Last year my February 1 post anticipated Groundhog Day with a poem that mentioned the crop damage that groundhogs do by tunneling under a field and nibbling the roots of crops. Today's post was provoked by an "Urban Jungle" item concerning groundhogs in Tuesday's Washington Post.
When I was growing up (on a farm near Indiana, Pennsylvania) Punxutawney Phil was merely a local celebrity. But the TODAY show and Bill Murray's 1993 film (showing at AFI in Silver Spring tomorrow evening) changed all that.

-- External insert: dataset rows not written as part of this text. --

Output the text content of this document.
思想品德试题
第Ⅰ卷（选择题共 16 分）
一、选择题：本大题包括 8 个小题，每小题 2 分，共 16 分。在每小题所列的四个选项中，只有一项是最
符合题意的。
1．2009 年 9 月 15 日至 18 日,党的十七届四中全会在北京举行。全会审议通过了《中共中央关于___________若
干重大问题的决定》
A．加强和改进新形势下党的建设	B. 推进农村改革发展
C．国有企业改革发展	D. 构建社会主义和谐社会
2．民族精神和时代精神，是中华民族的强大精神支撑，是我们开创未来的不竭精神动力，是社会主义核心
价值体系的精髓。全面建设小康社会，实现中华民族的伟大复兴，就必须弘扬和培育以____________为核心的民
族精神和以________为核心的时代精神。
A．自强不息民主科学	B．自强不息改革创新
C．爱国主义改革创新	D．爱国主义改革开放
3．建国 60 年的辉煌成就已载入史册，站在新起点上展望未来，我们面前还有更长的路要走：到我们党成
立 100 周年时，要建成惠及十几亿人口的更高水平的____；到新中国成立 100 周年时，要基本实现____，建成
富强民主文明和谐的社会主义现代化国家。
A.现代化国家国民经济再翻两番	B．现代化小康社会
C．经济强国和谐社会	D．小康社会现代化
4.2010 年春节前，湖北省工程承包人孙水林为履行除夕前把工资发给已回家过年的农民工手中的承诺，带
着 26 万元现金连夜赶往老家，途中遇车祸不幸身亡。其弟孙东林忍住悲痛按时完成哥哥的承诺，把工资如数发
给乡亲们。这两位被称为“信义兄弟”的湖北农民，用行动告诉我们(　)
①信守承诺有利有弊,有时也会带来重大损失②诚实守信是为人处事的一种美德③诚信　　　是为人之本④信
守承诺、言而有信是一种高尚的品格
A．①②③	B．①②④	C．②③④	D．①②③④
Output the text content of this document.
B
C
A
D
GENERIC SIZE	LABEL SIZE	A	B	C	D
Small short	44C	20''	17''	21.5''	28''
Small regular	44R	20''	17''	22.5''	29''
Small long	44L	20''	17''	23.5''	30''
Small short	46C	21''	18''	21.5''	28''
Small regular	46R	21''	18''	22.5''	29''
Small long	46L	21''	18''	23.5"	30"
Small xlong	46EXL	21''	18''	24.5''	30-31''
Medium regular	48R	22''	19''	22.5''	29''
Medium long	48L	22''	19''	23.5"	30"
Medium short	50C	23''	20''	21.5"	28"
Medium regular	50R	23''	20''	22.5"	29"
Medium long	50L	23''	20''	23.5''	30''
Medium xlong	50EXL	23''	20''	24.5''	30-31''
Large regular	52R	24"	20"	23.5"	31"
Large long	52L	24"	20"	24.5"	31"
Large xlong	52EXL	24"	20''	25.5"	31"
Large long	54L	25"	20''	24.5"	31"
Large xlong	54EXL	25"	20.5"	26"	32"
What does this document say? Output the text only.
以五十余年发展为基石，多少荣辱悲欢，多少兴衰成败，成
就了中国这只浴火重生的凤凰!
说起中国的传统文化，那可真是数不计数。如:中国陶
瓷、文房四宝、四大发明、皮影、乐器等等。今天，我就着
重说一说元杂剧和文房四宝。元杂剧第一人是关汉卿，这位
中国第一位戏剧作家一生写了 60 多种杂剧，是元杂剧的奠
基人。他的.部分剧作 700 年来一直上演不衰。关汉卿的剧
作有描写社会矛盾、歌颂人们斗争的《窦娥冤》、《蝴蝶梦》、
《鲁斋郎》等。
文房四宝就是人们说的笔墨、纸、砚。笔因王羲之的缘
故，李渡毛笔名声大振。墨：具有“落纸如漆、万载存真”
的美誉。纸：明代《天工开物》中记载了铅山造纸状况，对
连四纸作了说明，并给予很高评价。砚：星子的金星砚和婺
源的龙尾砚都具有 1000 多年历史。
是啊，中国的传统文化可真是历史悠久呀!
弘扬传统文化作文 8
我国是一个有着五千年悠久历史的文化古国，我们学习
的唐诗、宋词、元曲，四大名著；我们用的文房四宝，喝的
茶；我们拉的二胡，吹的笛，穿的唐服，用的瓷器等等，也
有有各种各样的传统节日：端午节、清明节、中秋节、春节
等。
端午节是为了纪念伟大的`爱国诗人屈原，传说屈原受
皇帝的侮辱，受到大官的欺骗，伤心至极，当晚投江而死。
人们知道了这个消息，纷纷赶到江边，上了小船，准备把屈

Here, in syllable-square stanzas -- based on the legend and recent climate change developments -- are several groundhog-day comments:
Today's myth
passes, the
world moves on.
For many years we've believed
that on February 2,
if Punxsutawney Phil sees
the shadow he fears, he'll run
back into his underground
home to hibernate through six
more weeks of nasty winter.
AND if his peek
sees no shadow
spring will arrive
six weeks early.
These days scientists
want to shift the date
of the groundhog myth --
climate warming is
bringing spring sooner.
Indeed, Patterson Clarke's "Urban Jungle" item, "Groundhogs fired up, ready to go -- climate permitting," tells of the work of a Kansas
marmot expert, Kenneth Armitage, who debunks the shadow myth
(groundhogs emerge to test the air temperature, not to see shadows) and tells of a Maine study in which groundhogs emerged from hibernation 17 days earlier in 2010 than in 1998.
I like the post that when I grew up (on a farm near Indiana, Pennsylvania), I think is very good.